Storage lifecycle design: Use this concept to guide architecture and operating decisions for this question area. Define measurable targets, assign clear ownership, and review results regularly against expected business outcomes.

Data minimization: Use this concept to guide architecture and operating decisions for this question area. Define measurable targets, assign clear ownership, and review results regularly against expected business outcomes.

Operational Sustainability Controls

Query efficiency: Use this concept to guide architecture and operating decisions for this question area. Define measurable targets, assign clear ownership, and review results regularly against expected business outcomes.

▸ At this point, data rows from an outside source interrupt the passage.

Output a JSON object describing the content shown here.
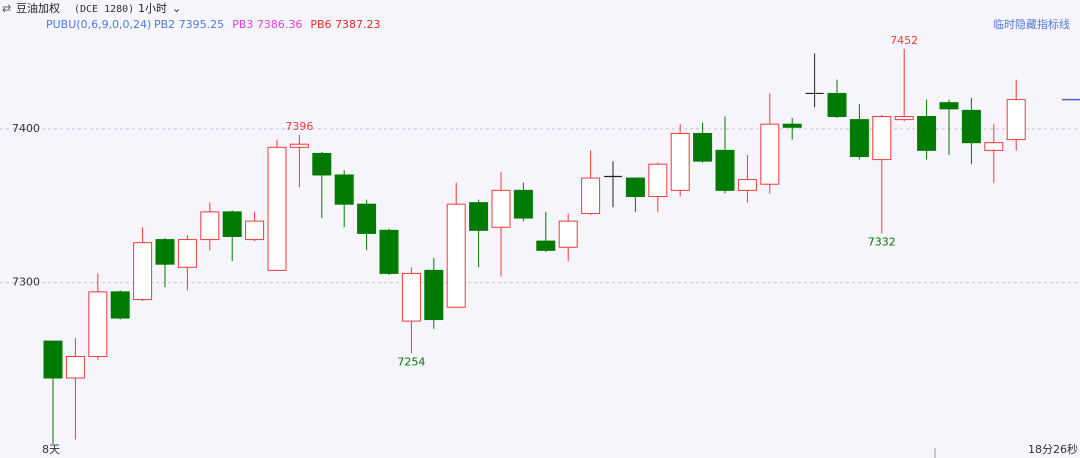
{
  "chart_data": {
    "type": "candlestick",
    "title": "豆油加权",
    "subtitle": "(DCE 1280)",
    "period": "1小时",
    "indicator": "PUBU(0,6,9,0,0,24)",
    "indicator_values": [
      {
        "name": "PB2",
        "value": 7395.25,
        "color": "#4f7ae0"
      },
      {
        "name": "PB3",
        "value": 7386.36,
        "color": "#e040e0"
      },
      {
        "name": "PB6",
        "value": 7387.23,
        "color": "#e02b2b"
      }
    ],
    "hide_button": "临时隐藏指标线",
    "x_start_label": "8天",
    "countdown": "18分26秒",
    "up_color": "#f03a3a",
    "down_color": "#007a00",
    "doji_color": "#222222",
    "price_marker_color": "#4f60e0",
    "ylim": [
      7186,
      7461
    ],
    "yticks": [
      7300,
      7400
    ],
    "grid": true,
    "annotations": [
      7396,
      7254,
      7452,
      7332
    ],
    "categories": [
      null,
      null,
      null,
      null,
      null,
      null,
      null,
      null,
      null,
      null,
      null,
      null,
      null,
      null,
      null,
      null,
      null,
      null,
      null,
      null,
      null,
      null,
      null,
      null,
      null,
      null,
      null,
      null,
      null,
      null,
      null,
      null,
      null,
      null,
      null,
      null,
      null,
      null,
      null,
      null,
      null,
      null,
      null,
      null
    ],
    "open": [
      7262,
      7238,
      7252,
      7294,
      7289,
      7328,
      7310,
      7328,
      7346,
      7328,
      7308,
      7388,
      7384,
      7370,
      7351,
      7334,
      7275,
      7308,
      7284,
      7352,
      7336,
      7360,
      7327,
      7323,
      7345,
      7369,
      7368,
      7356,
      7360,
      7397,
      7386,
      7360,
      7364,
      7403,
      7423,
      7423,
      7406,
      7380,
      7406,
      7408,
      7417,
      7412,
      7386,
      7393
    ],
    "high": [
      7262,
      7264,
      7306,
      7295,
      7336,
      7329,
      7331,
      7352,
      7347,
      7346,
      7393,
      7396,
      7385,
      7373,
      7354,
      7335,
      7310,
      7316,
      7365,
      7354,
      7372,
      7365,
      7346,
      7345,
      7386,
      7379,
      7368,
      7378,
      7403,
      7404,
      7408,
      7383,
      7423,
      7407,
      7449,
      7432,
      7416,
      7409,
      7452,
      7419,
      7419,
      7420,
      7403,
      7432
    ],
    "low": [
      7195,
      7198,
      7250,
      7276,
      7288,
      7297,
      7295,
      7321,
      7314,
      7327,
      7308,
      7362,
      7342,
      7336,
      7321,
      7305,
      7254,
      7270,
      7284,
      7310,
      7304,
      7340,
      7320,
      7314,
      7344,
      7349,
      7346,
      7346,
      7356,
      7378,
      7358,
      7352,
      7358,
      7393,
      7414,
      7407,
      7380,
      7332,
      7405,
      7380,
      7383,
      7377,
      7365,
      7386
    ],
    "close": [
      7238,
      7252,
      7294,
      7277,
      7326,
      7312,
      7328,
      7346,
      7330,
      7340,
      7388,
      7390,
      7370,
      7351,
      7332,
      7306,
      7306,
      7276,
      7351,
      7334,
      7360,
      7342,
      7321,
      7340,
      7368,
      7369,
      7356,
      7377,
      7397,
      7379,
      7360,
      7367,
      7403,
      7401,
      7423,
      7408,
      7382,
      7408,
      7408,
      7386,
      7413,
      7391,
      7391,
      7419
    ]
  }
}
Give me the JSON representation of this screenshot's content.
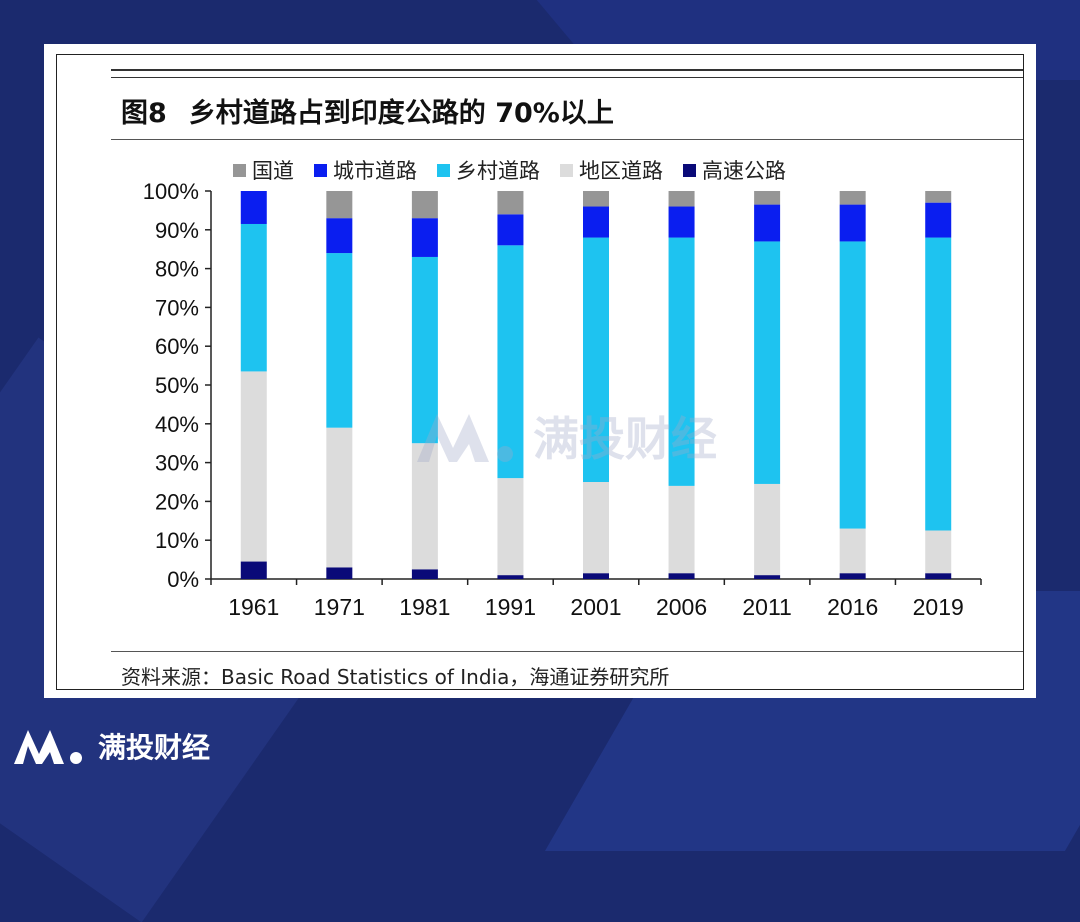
{
  "title_num": "图8",
  "title_text": "乡村道路占到印度公路的 70%以上",
  "source_text": "资料来源：Basic Road Statistics of India，海通证券研究所",
  "watermark_text": "满投财经",
  "footer_text": "满投财经",
  "colors": {
    "background": "#1b2a6e",
    "national": "#969696",
    "urban": "#0a1ef0",
    "rural": "#1ec3f0",
    "district": "#dcdcdc",
    "expressway": "#0a0a78"
  },
  "chart_data": {
    "type": "bar",
    "stacked": true,
    "categories": [
      "1961",
      "1971",
      "1981",
      "1991",
      "2001",
      "2006",
      "2011",
      "2016",
      "2019"
    ],
    "series": [
      {
        "name": "高速公路",
        "color": "#0a0a78",
        "values": [
          4.5,
          3.0,
          2.5,
          1.0,
          1.5,
          1.5,
          1.0,
          1.5,
          1.5
        ]
      },
      {
        "name": "地区道路",
        "color": "#dcdcdc",
        "values": [
          49.0,
          36.0,
          32.5,
          25.0,
          23.5,
          22.5,
          23.5,
          11.5,
          11.0
        ]
      },
      {
        "name": "乡村道路",
        "color": "#1ec3f0",
        "values": [
          38.0,
          45.0,
          48.0,
          60.0,
          63.0,
          64.0,
          62.5,
          74.0,
          75.5
        ]
      },
      {
        "name": "城市道路",
        "color": "#0a1ef0",
        "values": [
          8.5,
          9.0,
          10.0,
          8.0,
          8.0,
          8.0,
          9.5,
          9.5,
          9.0
        ]
      },
      {
        "name": "国道",
        "color": "#969696",
        "values": [
          0.0,
          7.0,
          7.0,
          6.0,
          4.0,
          4.0,
          3.5,
          3.5,
          3.0
        ]
      }
    ],
    "legend_order": [
      "国道",
      "城市道路",
      "乡村道路",
      "地区道路",
      "高速公路"
    ],
    "ylim": [
      0,
      100
    ],
    "yticks": [
      "0%",
      "10%",
      "20%",
      "30%",
      "40%",
      "50%",
      "60%",
      "70%",
      "80%",
      "90%",
      "100%"
    ],
    "legend_position": "top",
    "grid": false
  }
}
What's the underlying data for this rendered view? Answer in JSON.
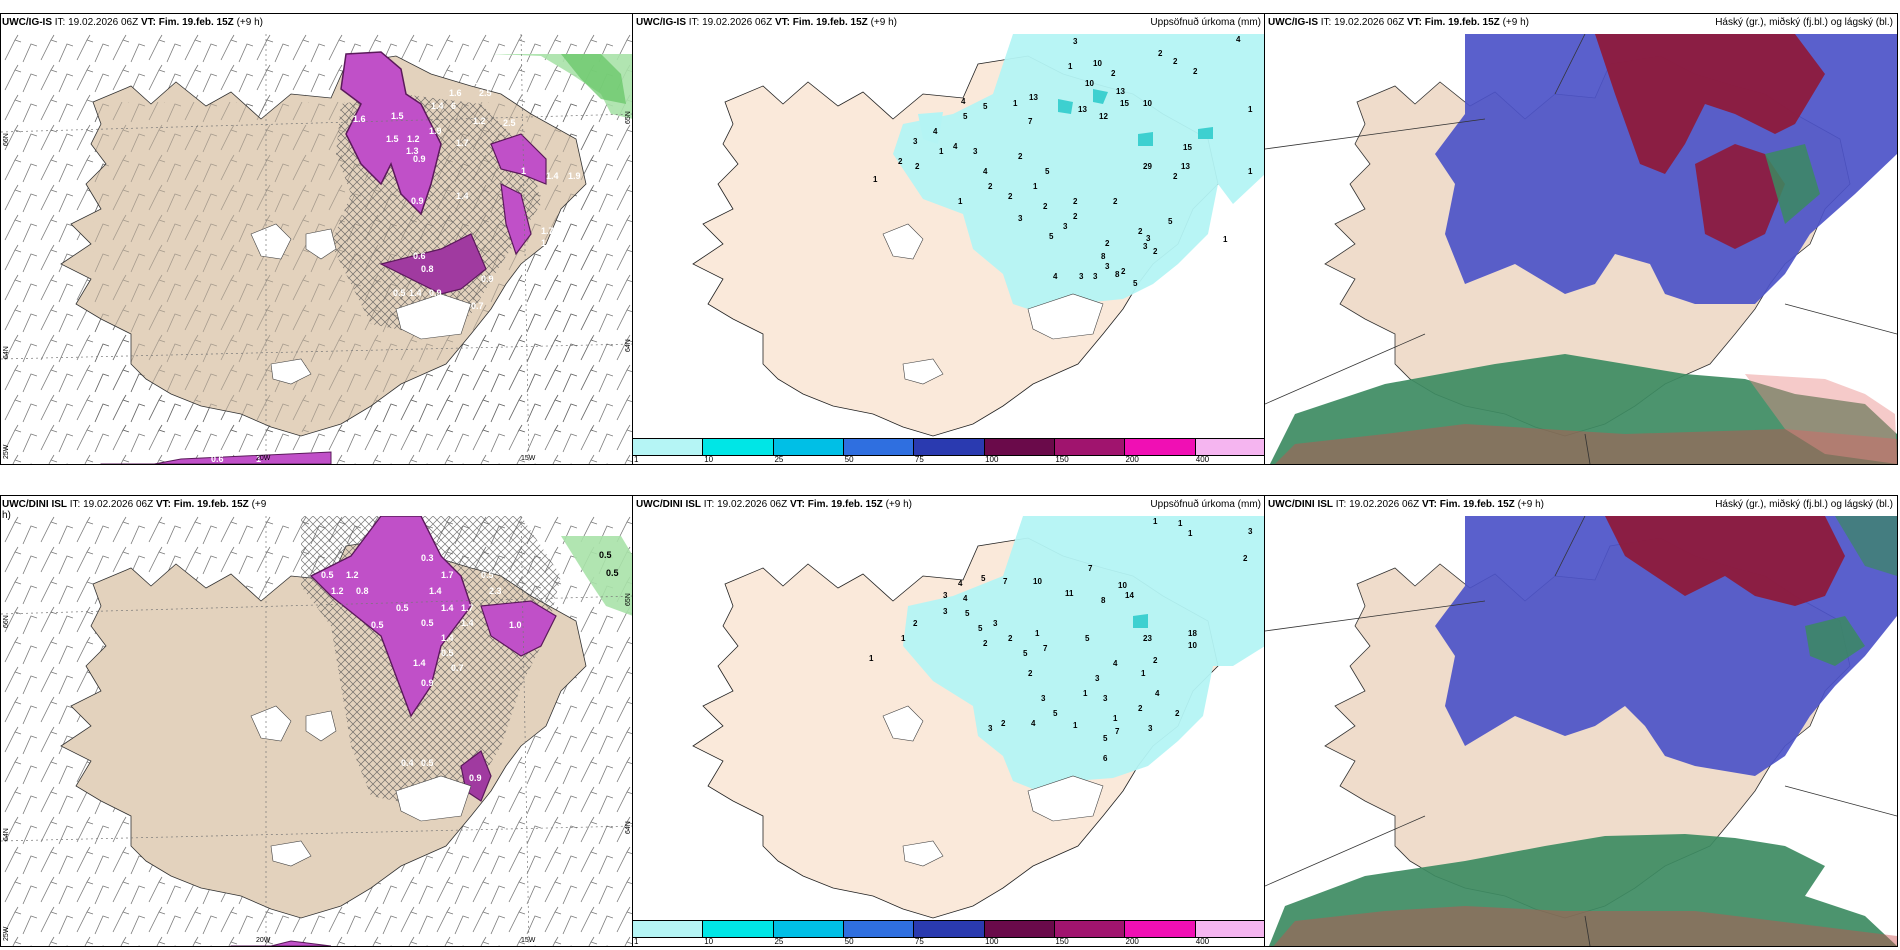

Data movement reduction: Use this concept to guide architecture and operating decisions for this question area. Define measurable targets, assign clear ownership, and review results regularly against expected business outcomes.

Retention governance: Use this concept to guide architecture and operating decisions for this question area. Define measurable targets, assign clear ownership, and review results regularly against expected business outcomes.

Implementation Approach

1. Understand data usage

  • Classify data by access frequency and criticality
  • Identify hot, warm, and cold datasets
  • Map expensive data movement paths
  • Define retention and deletion requirements

2. Optimize storage and access

  • Place hot data on performant tiers and archive cold data
  • Use lifecycle policies for automated transitions
  • Cache repeated reads and precompute frequent aggregations
  • Reduce redundant data copies across environments

3. Improve processing efficiency

  • Tune queries and partition strategies
  • Process data incrementally rather than full scans
  • Run batch processing during efficient windows
  • Use compression and efficient formats for analytics

4. Govern and refine continuously

  • Audit retention policy adherence
  • Monitor cost and performance of data workflows
  • Retire stale datasets and unused pipelines
  • Update access patterns as application behavior changes

AWS Services to Consider

Amazon S3

Delivers highly durable object storage with storage classes and lifecycle controls for performance and cost optimization.

AWS Glue

Builds and automates data cataloging and ETL pipelines to improve data processing efficiency.

Amazon Athena

Runs serverless SQL queries on data in S3 for analytics and operational reporting.

Amazon EMR

Runs scalable big data frameworks for batch and streaming data workloads.

Amazon CloudWatch

Collects metrics, logs, alarms, and dashboards so teams can detect issues early and track operational outcomes.

Common Challenges and Solutions

Challenge: Cold data kept on high-performance tiers

Solution: Automate tiering and lifecycle policies based on access telemetry.

Challenge: Large repeated full-table scans

Solution: Adopt partitioning, pruning, and incremental processing techniques.

Challenge: Data sprawl across environments

Solution: Use governance controls and retention enforcement to remove unnecessary copies.